Klein’ın önünde durdu ve ona baktı.
Aniden, homurdandı.
“Haha, ölümün kokusu, ölümün… Ah!”
Konuşması bitmeden aniden trajik bir şekilde çığlık attı. Kan renginde bir sıvı akarken gözleri sıkıca kapandı.
“Ah! Lanet olsun!” Genç adam gözlerini kapattı ve kafasına sarıldı. Yerde mücadele etti ve ancak bir süre sonra sakinleşti. Daha sonra nefes nefese orada yattı.
Tüm süreç boyunca, tek bir müşteri veya durak satıcısı bile bakmadı.
Klein yarıya bölünmüş silindir şapkasını indirdi ve Yaşlı Neil’e baktı. Klein’ın ağzı şok içinde açık kalıyordu, hareketlerini şokunu göstermek ve tavsiye istemek için kullanıyordu.
“Ona aldırma. O, ‘canavar’ lakaplı bir yetim olan Ademisaul’dur. Yüksek manevi algı ile doğdu ve her zaman görmemesi gereken şeyleri görebildi, duymaması gereken sesleri duyabildi. Bu nedenle, her zaman çıldırıyor ve sık sık inciniyor.” Yaşlı Neil açıklarken başını salladı.
Vücudumun bir zamanlar öldüğünü söyleyebilir miydi? Klein kaşlarını çattı ve şüpheyle sorarken sesini alçalttı, “Gece Kuşları, Manda Punishers veya Makine Kovanı onu içeri almayı hiç düşünmedi mi?” “nywebnovel.com” “Hayır, ona yakışan Sekans iksirimiz yok,” dedi Yaşlı Neil içini çekerek.
Doğru, yarım Sekans’ın başlangıç noktasıyla doğdu… Klein merakla tekrar sordu,
“Hangi Sekans yolu ona uyuyor?”
“Ona uyan Sekans 9’un adı ‘Canavar’. Lakabı oradan geldi. Sekans yolunun başlangıcı üzerinde sadece Yaşam Düşünce Okulu’nun kontrolü olması üzücü,” diye yanıtladı Yaşlı Neil yumuşak bir sesle.
Tasavvuf meraklılarına bilgi sızdırmamak için Klein ile arasındaki konuşmayı çevrelerindeki insanlardan saklamaya çalıştı.
Yaşam Düşünce Okulu? Klein daha önce okuduğu bilgileri hatırladı.
Gizli örgüt, mevcut çağın başlangıcında ortaya çıktı. Gerçek kökenleri bilinmiyordu, ancak esas olarak usta ve öğrenci aracılığıyla aktarıldı.

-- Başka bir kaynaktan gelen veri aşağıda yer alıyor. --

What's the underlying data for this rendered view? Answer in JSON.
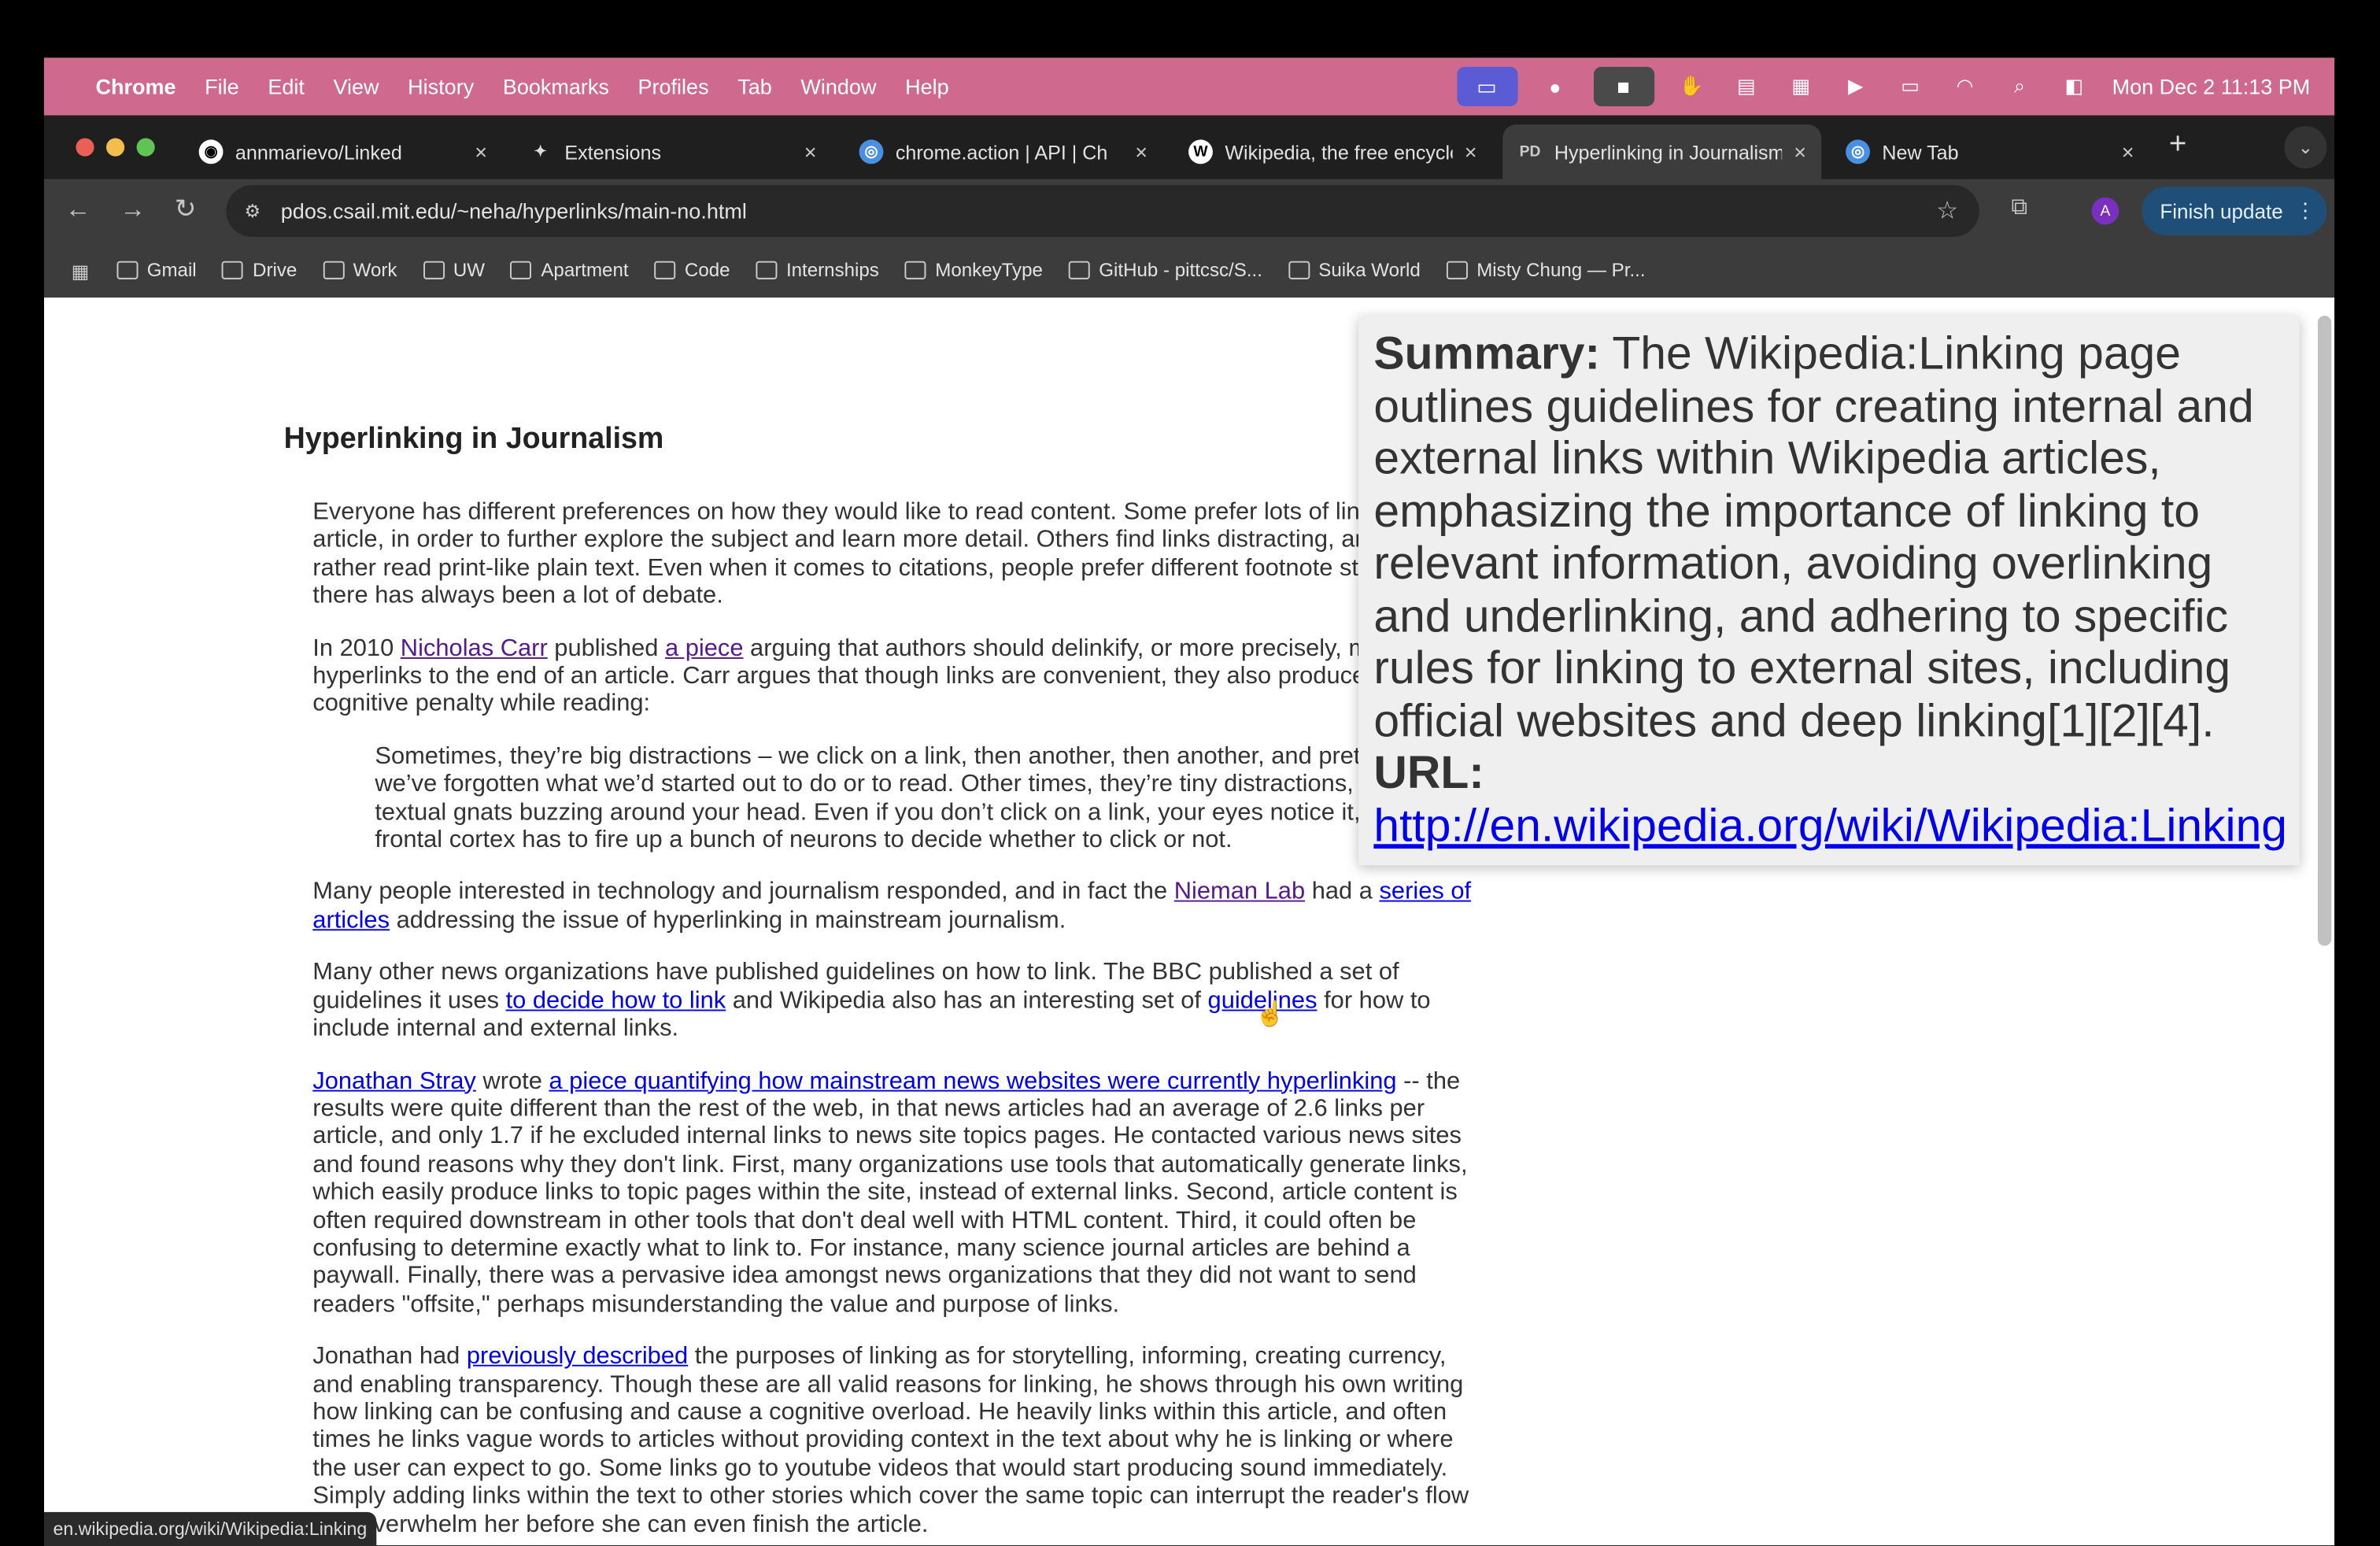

Teorileri ve inançları pek bilinmiyordu. Klein sadece dünyayı üç katmana ayırdıklarını biliyordu: mutlak gerçek dünya, ruhlar dünyası ve maddi dünya olarak da bilinen kesin rasyonel dünya.
Söylentiye göre gizli örgüt bir zamanlar bir Kahin çıkarmıştı… Bu, Kahin’e karşılık gelen bir Dizi yolu değil miydi? Kafa karıştırıcı, gerçekten kafa karıştırıcı… Klein başını salladı ve Ademisaul’un ayağa kalkmak için mücadele ettiğini ve sonra başka bir köşeye gittiğini gördü.
Düşüncelerini yeniden düzenledi ve Yaşlı Neil’in arkasından gitti. Birbiri ardına durakların önünden geçtiler. Ay çiçeği, parmaklı ağaç kavunu, gece vanilyası gibi bitkiler ve gümüş, topaz, yakut gibi mineral kaynakları vardı.
“Gerçekten çok iyi donanımlı…” Klein usulca mırıldandı.
Etrafındaki her yaştan ve cinsiyetten mistisizm meraklıları zaman zaman durur, ayırt eder veya konuşurdu. Bölgeye hareketli bir hava verdi.
“Kendi başına dolaş. Faturamı ödeyeceğim.” İhtiyar Neil sondaki iki odadan birini işaret etti.
“Tamam.” Klein düşünmeden başını salladı.
Siyah bastonuyla yürüdü ve kendi yaptığı muskaların satıldığı bir tezgâhın önüne geldi. Bir süre dikkatlice baktı.
Klein tam satıcıyla konuşmaya hazırlanırken, aniden birinin arkasındaki tezgaha sorduğunu duydu, “Bu toz dişlerinden öğütülmüş mü paeonol?”
dişleri paeonol? Bu, Seyirci iksirinin ek bileşenlerinden biri değil mi? Klein düşündü, sonra sorgulayıcıya bakmak için arkasını döndü.
Justice iksirin formülünü birkaç kez tekrarlamıştı, bu yüzden Klein’a malzemeler hakkında oldukça net bir izlenim bırakmıştı.